Large deviations for equilibrium and non-equilibrium processes
Alexander Hartmann (Universität Oldenburg, Germany)
Large deviations and rare events play an ever increasing role in science, economy and society. Large deviations play a crucial role for example for the estimation of impacts of storms, the calculation of probabilities of stock-market crashes or the sampling of transition paths for conformation change of proteins. More fundamentally, when studying any random process, only the full probability distribution, including the large-deviation tails, gives a complete information about the underlying system.
The basic principal to study large deviations using numerical simulations is simple: make unlikely events more probable and correct in the end for the bias. Here, we present a very general black-box method, based on sampling vectors of random numbers within an artificial finite-temperature (Boltzmann). This allows to access rare events and large deviation for almost arbitrary equilibrium and non-equilibrium processes.
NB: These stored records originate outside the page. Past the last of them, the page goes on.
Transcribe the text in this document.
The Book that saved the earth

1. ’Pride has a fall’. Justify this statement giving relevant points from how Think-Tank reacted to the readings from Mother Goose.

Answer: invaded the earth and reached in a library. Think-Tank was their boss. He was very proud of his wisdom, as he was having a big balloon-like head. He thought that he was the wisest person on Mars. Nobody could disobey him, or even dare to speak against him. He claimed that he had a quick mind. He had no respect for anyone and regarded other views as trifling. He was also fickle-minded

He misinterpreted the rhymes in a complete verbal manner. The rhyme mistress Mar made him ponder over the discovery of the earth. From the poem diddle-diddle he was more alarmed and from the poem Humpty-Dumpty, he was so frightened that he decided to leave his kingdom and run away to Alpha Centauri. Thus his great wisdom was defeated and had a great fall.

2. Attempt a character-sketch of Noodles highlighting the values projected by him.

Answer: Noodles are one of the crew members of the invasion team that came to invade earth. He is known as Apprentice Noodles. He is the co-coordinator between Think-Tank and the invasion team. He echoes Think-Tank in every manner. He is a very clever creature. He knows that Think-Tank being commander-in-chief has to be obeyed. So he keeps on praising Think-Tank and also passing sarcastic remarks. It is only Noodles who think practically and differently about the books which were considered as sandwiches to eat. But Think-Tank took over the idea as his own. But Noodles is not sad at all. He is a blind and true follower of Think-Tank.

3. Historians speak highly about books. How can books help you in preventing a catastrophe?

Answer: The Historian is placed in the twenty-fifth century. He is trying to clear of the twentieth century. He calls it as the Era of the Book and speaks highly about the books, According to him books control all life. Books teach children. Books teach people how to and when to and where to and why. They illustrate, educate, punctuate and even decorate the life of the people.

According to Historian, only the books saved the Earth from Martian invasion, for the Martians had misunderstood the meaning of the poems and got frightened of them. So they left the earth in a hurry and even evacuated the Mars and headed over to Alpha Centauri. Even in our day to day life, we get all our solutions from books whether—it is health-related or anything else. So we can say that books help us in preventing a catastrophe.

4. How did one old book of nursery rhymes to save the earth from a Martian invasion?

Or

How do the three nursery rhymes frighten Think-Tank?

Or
In this way, we obtain probabilities as small as $10^{-500}$ and smaller, hence rare events and large deviation properties can be easily obtained.
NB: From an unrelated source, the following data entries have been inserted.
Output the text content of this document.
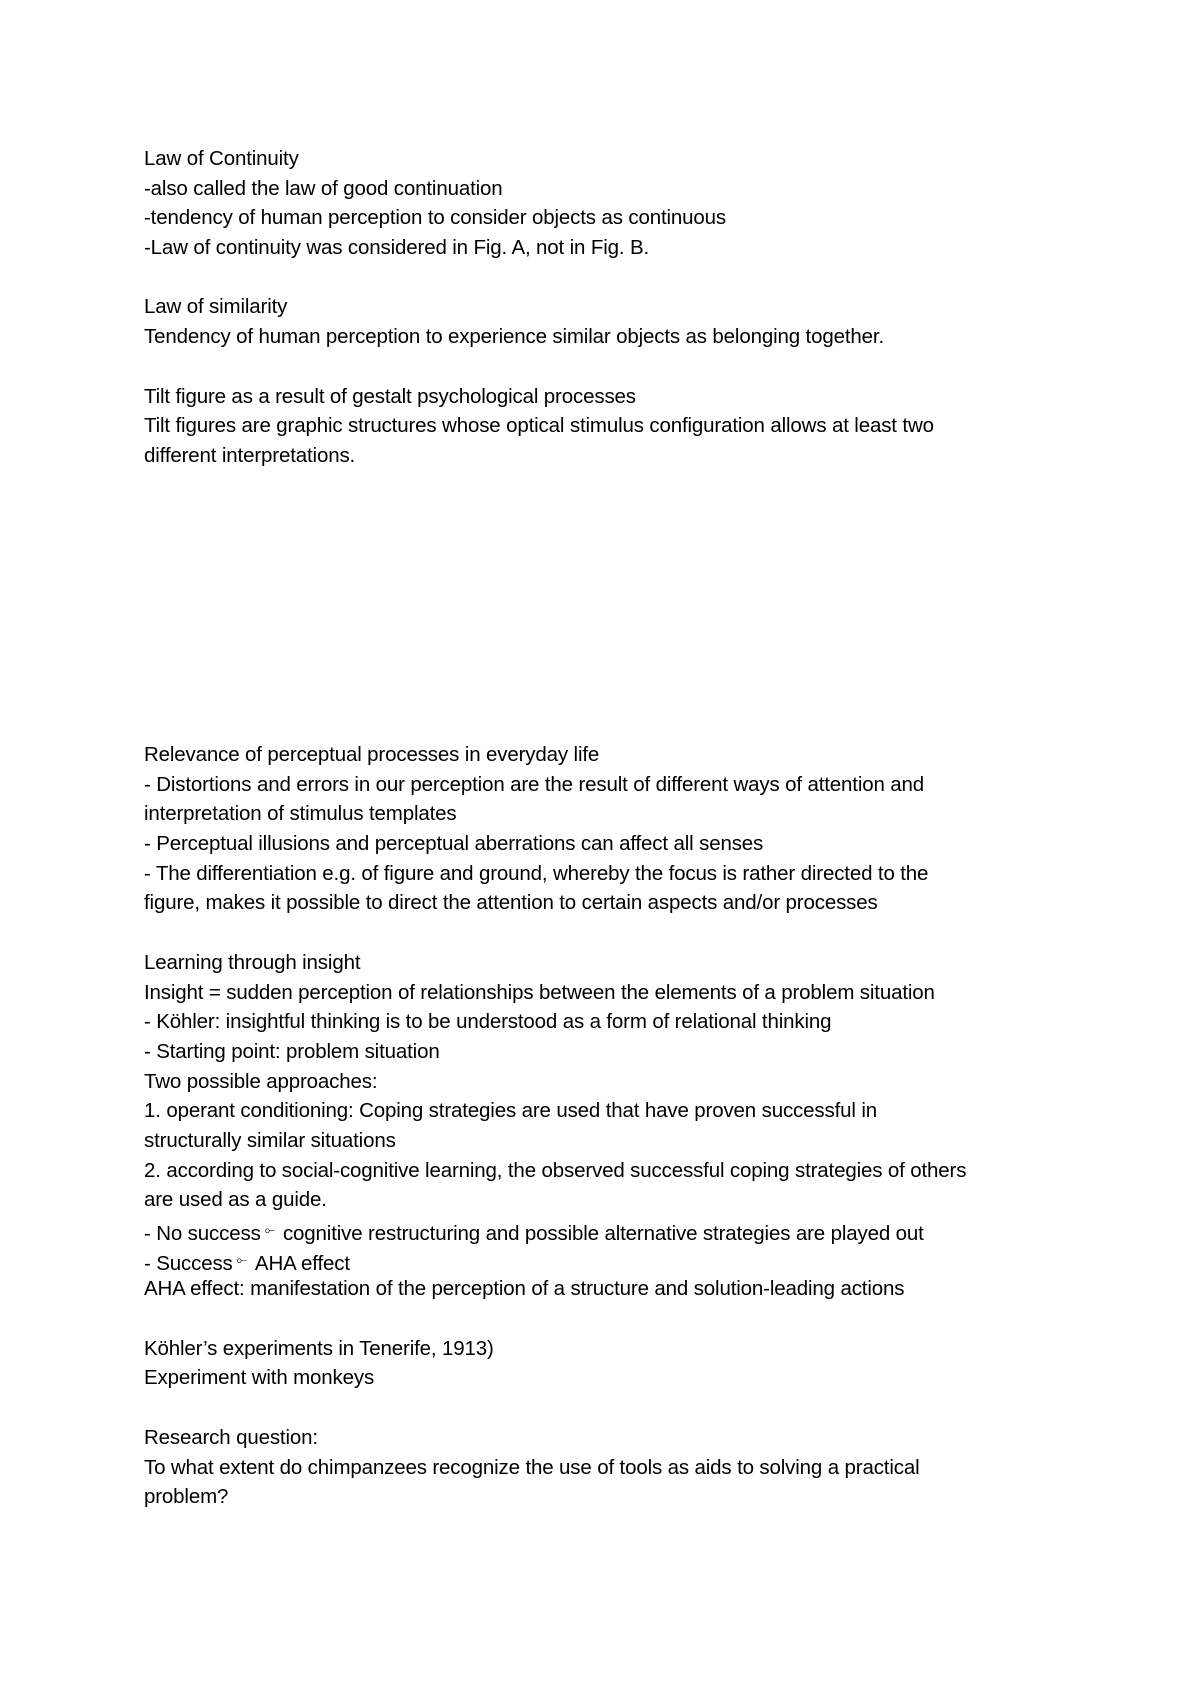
Law of Continuity
-also called the law of good continuation
-tendency of human perception to consider objects as continuous
-Law of continuity was considered in Fig. A, not in Fig. B.
Law of similarity
Tendency of human perception to experience similar objects as belonging together.
Tilt figure as a result of gestalt psychological processes
Tilt figures are graphic structures whose optical stimulus configuration allows at least two
different interpretations.
Relevance of perceptual processes in everyday life
- Distortions and errors in our perception are the result of different ways of attention and
interpretation of stimulus templates
- Perceptual illusions and perceptual aberrations can affect all senses
- The differentiation e.g. of figure and ground, whereby the focus is rather directed to the
figure, makes it possible to direct the attention to certain aspects and/or processes
Learning through insight
Insight = sudden perception of relationships between the elements of a problem situation
- Köhler: insightful thinking is to be understood as a form of relational thinking
- Starting point: problem situation
Two possible approaches:
1. operant conditioning: Coping strategies are used that have proven successful in
structurally similar situations
2. according to social-cognitive learning, the observed successful coping strategies of others
are used as a guide.
- No success ⟜ cognitive restructuring and possible alternative strategies are played out
- Success ⟜ AHA effect
AHA effect: manifestation of the perception of a structure and solution-leading actions
Köhler’s experiments in Tenerife, 1913)
Experiment with monkeys
Research question:
To what extent do chimpanzees recognize the use of tools as aids to solving a practical
problem?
The method can be applied to equilibrium/static sampling problems, e.g., the distribution of the number and size of connected components of random graphs. Here, applications from different fields are presented:
1. Distribution of work performed for a critical (T=2.269) two-dimensional Ising system of size LxL=128×128 upon rapidly changing the external magnetic field(also applying theorems of Jarzynski and Crooks to obtain the free energy difference of such a large system)
2. Distribution of perimeters and area of convex hulls of two- and higher dimensional single and multiple random walks.
3. Distribution of the flow for the Nagel-Schreckenberg traffic model.